I’m a researcher analyzing cardiovascular disease, molecular biology, cell signaling and gene therapy. My interest stems from statistics that indicate heart failure (HF) is the leading cause of death worldwide. HF-associated cardiomyocyte (CM) loss cannot be innately restored due to the limited self-renewal ability of the heart, which results in severely diminished cardiac function. This finding is one of the foremost challenges in the treatment of HF.
By using technologies such as spatial transcriptomics and newly synthesized protein labeling, we are working on determining a more comprehensive understanding of the molecular mechanisms that underlie cardiac injury and repair. This knowledge is critical for developing improved ischemic and congenital heart disease therapies. By studying the molecular mechanisms in cardiac remodeling and regeneration, and developing therapeutic strategies to intervene in this process, we aim to stimulate CM proliferation, reverse cardiac remodeling and improve cardiac function beneficially.

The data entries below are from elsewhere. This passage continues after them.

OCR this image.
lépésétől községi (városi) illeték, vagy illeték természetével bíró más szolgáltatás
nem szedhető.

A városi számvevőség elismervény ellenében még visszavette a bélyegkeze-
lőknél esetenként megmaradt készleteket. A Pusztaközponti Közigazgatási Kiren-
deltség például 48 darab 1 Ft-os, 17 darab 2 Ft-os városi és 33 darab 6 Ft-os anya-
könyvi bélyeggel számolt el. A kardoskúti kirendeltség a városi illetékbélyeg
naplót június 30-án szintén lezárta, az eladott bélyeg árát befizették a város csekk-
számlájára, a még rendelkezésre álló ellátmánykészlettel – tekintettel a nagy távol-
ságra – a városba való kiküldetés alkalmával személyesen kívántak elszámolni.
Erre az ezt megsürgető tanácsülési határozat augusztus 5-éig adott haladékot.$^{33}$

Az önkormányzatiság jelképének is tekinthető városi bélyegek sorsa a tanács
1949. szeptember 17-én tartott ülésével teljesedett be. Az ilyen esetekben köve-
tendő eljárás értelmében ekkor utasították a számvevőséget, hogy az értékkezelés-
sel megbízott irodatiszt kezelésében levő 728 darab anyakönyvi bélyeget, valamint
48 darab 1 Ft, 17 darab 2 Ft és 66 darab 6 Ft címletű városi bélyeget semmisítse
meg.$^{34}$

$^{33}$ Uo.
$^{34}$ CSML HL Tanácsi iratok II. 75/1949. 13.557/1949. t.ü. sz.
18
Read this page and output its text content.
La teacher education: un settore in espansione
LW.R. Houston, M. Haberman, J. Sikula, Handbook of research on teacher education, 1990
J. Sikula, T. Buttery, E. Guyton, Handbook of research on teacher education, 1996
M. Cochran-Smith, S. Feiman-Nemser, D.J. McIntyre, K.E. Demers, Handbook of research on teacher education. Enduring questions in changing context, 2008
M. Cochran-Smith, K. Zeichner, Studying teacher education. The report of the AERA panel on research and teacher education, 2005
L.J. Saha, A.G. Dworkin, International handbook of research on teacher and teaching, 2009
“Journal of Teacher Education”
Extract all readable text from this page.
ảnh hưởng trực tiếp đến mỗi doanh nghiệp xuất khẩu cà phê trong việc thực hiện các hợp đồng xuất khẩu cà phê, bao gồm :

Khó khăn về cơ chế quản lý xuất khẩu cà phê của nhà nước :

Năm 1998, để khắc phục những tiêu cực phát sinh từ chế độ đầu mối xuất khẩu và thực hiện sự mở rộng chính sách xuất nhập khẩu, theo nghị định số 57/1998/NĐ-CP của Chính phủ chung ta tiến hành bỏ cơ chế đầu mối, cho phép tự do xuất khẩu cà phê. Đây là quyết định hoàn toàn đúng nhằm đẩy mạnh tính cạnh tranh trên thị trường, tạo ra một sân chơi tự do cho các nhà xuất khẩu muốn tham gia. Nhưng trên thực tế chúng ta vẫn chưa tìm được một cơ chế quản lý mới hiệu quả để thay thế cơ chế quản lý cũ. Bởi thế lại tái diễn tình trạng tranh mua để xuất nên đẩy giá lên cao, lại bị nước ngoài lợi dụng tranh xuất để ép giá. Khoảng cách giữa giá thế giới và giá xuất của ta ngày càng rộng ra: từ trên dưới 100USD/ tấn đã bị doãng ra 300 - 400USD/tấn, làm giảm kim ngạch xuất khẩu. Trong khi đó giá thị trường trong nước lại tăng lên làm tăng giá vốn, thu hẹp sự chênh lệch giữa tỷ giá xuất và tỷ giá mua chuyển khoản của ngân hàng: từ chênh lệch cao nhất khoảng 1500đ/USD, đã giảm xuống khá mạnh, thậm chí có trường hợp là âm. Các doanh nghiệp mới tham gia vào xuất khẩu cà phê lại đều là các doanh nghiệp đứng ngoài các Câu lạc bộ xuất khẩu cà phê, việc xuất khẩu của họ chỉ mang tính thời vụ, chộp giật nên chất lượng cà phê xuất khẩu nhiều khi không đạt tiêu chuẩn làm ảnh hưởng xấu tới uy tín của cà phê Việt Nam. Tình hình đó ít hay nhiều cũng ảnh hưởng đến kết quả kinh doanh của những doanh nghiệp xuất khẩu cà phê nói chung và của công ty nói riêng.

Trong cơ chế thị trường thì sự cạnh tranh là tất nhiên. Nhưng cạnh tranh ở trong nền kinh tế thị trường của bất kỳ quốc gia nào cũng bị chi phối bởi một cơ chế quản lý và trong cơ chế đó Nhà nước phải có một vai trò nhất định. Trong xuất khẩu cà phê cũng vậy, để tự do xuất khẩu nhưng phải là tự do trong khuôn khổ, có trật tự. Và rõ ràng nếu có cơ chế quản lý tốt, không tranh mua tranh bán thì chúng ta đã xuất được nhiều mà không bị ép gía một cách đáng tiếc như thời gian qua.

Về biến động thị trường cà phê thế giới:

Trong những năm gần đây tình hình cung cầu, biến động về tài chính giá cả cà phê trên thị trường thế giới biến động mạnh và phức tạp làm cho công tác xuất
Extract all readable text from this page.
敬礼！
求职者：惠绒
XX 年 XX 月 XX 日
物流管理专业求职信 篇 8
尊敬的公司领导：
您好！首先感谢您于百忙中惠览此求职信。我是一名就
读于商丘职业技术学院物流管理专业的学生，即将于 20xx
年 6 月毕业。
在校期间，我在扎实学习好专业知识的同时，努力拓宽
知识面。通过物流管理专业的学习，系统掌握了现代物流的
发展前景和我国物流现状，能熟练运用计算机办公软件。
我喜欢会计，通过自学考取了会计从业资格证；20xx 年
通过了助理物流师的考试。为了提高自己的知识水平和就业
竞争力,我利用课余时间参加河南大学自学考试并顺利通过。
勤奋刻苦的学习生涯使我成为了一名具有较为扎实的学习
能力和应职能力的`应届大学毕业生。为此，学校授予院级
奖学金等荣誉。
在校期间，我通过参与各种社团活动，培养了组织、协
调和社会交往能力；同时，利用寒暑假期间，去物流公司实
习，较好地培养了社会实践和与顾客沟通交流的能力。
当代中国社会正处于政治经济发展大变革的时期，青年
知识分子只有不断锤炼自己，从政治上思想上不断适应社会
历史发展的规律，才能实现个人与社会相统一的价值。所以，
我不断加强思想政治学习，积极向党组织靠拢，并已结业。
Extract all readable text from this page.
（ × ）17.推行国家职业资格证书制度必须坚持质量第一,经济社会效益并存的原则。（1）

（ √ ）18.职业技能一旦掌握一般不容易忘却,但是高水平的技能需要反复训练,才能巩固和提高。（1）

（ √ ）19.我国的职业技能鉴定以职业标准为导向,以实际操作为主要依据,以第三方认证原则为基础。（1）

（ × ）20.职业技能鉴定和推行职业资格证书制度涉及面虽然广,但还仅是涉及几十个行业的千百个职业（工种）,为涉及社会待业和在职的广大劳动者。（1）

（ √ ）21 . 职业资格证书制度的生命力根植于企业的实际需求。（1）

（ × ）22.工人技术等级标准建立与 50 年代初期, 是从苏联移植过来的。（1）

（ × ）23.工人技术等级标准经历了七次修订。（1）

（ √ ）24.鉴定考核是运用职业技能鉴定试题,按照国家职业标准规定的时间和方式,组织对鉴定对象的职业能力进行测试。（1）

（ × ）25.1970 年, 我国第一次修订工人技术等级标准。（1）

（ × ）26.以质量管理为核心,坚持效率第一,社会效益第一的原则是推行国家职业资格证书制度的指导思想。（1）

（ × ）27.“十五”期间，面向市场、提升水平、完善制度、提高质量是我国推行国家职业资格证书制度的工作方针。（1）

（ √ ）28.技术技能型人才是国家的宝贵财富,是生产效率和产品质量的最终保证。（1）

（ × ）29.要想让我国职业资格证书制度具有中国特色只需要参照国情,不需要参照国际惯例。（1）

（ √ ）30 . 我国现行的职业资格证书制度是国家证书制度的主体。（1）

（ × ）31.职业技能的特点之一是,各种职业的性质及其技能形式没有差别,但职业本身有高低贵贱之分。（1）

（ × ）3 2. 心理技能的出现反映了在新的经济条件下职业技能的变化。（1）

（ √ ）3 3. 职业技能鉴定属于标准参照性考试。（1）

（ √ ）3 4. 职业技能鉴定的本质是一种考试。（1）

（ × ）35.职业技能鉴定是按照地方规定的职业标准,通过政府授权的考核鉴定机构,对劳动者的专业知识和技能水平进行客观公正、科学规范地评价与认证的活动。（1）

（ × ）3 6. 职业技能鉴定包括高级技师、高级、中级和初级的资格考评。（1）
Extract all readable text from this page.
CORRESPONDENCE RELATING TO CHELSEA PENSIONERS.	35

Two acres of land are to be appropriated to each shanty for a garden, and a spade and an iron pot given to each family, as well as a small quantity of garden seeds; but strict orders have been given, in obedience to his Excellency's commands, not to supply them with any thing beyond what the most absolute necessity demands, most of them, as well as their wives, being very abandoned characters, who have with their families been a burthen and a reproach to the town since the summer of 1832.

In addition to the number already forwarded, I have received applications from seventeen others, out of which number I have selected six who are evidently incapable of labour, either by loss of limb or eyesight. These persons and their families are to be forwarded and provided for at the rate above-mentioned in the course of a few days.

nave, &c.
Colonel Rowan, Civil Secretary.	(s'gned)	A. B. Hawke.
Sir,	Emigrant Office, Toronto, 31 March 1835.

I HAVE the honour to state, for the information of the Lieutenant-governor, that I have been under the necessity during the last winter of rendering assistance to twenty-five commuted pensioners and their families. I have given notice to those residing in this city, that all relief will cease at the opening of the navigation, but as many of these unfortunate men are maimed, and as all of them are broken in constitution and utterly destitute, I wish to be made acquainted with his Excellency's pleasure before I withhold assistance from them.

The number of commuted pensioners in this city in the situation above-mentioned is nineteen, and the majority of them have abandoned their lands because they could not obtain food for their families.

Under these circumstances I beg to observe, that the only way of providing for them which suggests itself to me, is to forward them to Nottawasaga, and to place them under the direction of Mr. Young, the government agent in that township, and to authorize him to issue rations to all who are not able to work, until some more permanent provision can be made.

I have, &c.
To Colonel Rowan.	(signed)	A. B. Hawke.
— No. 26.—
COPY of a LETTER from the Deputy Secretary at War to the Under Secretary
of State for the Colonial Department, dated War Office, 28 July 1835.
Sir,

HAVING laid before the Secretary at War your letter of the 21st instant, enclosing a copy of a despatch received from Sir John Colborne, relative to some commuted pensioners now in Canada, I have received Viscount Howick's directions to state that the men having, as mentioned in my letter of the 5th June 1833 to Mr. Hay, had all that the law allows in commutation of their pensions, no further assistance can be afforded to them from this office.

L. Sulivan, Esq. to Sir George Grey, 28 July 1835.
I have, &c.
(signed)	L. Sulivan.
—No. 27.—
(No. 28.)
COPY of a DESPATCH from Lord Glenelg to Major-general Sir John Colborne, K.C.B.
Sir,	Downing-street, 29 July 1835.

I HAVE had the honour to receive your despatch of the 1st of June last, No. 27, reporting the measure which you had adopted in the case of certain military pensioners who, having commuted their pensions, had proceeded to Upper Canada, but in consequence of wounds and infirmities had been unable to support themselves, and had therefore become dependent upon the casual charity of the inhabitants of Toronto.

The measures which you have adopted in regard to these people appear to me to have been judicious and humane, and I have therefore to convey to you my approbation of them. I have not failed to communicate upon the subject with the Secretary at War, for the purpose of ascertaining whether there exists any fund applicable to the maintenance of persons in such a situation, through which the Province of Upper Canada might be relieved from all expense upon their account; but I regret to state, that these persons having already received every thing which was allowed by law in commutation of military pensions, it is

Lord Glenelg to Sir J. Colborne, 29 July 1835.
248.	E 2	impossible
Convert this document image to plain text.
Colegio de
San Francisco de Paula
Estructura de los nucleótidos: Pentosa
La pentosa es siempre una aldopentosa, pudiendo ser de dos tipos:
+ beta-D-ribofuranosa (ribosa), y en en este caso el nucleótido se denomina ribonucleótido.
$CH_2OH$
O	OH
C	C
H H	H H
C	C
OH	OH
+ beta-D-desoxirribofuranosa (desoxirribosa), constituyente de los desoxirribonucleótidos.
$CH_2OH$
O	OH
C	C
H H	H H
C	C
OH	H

One of my groundbreaking discoveries is the Hippo Signaling Pathway (HSP), a fundamental pathway for controlling organ size that functions as a critical inhibitor of CM proliferation during development to limit heart size. My recent study reveals that AAV9-mediated disruption of the HSP promotes cardiac functional recovery and regeneration in a pig model of myocardial infarction (MI) — an approach with enormous translational potential for developing novel cardiac therapies. In addition, I utilized advanced technologies such as single-cell RNA-sequencing and CRISPR/Cas9 to elucidate the crosstalk between Hippo and Wnt signaling in heart regeneration and uncovered the essential role of noncanonical Wnt signaling in suppressing cardiac fibrosis.
I have been a researcher for over 12 years, and I began my work at Cincinnati Children’s in 2023.